Defense Secretary Donald Rumsfeld tells Congress the U.S.-led war on terrorism is closer to the beginning than the end. Mr. Rumsfeld said Osama bin Laden's al-Qaida network blamed for last September's attacks is still able to strike worldwide.
The campaign against al-Qaida and the Taleban has made progress, but nearly a year after the September 11 terrorist bombings, Osama bin-Laden still remains nowhere to be found. Secretary Rumsfeld told a Senate panel there have been no fresh leads regarding his whereabouts, despite press reports that he might be in Pakistan.
"We do not know if he's dead or alive. We do know that he is having a great deal of difficulty functioning. He may be dead, he may be seriously wounded, he may be in Afghanistan. He may be somewhere else. But wherever he is, if he is, you can be certain, he is having one dickens of a time operating," Mr. Rumsfeld said.
And, he said the world can expect more terrorist attacks by an al-Qaida network still operating in 60 countries including the United States.

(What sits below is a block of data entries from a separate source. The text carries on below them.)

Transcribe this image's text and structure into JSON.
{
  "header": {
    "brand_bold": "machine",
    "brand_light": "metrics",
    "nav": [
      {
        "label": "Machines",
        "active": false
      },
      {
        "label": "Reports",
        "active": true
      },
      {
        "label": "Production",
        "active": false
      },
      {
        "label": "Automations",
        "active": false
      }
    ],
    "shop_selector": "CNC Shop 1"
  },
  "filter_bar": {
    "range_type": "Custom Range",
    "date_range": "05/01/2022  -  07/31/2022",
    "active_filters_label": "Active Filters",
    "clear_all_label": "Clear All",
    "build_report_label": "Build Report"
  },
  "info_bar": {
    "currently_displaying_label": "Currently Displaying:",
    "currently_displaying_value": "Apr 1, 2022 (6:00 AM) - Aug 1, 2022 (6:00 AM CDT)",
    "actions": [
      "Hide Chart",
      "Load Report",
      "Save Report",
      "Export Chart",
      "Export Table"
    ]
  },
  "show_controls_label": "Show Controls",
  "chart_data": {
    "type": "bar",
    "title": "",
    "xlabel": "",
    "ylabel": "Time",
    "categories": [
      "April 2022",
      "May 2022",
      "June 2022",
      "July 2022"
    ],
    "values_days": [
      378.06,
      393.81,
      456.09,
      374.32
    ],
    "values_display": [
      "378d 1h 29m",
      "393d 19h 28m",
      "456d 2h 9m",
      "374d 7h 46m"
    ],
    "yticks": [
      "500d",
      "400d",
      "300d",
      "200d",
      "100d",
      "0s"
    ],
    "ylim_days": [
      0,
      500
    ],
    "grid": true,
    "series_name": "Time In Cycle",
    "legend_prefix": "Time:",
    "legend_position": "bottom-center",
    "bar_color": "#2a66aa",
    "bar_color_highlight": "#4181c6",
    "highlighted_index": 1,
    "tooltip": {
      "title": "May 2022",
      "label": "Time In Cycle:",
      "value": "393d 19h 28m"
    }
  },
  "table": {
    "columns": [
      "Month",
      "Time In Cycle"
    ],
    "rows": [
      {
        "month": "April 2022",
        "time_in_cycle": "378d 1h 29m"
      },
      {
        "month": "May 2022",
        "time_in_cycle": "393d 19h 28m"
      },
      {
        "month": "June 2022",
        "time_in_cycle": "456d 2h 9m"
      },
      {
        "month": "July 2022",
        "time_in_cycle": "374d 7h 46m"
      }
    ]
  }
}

That led to an outburst of frustration from Democratic Senator Max Cleland, who wonders whether the Bush administration has lost sight of its goal in waging the military campaign in Afghanistan. "I think it's fine to nation build or liberate Afghanistan. But for me, the frustration continues because we still have not killed or captured Osama bin Laden and his terrorist cadre," Senator Cleland said.
That prompted this sharp response from Secretary Rumsfeld. "Do we know where he is? Do we have coordinates? No. Are trying hard? Is intelligence working on it? You bet it is. Mission number one you said ought to be al-Qaida and the Taleban. That is exactly what we're doing and we're doing it all across the globe. People are getting arrested every day. Arms caches are being discovered every day. People are being interrogated, people are being detained. It seems to me that the United States armed forces were designed to deal with armies, navies and air forces. Doing a single manhunt is a different type of thing," he said.
He and General Tommy Franks, the top Pentagon commander for Central Asia, say the mission in Afghanistan is far from complete and won't be over at least until a new Afghan army is fully trained and able to maintain the country's security.
Both testified the fact that more than a million Afghan refugees have returned home since the war began last October is evidence that conditions are much better now than they were before.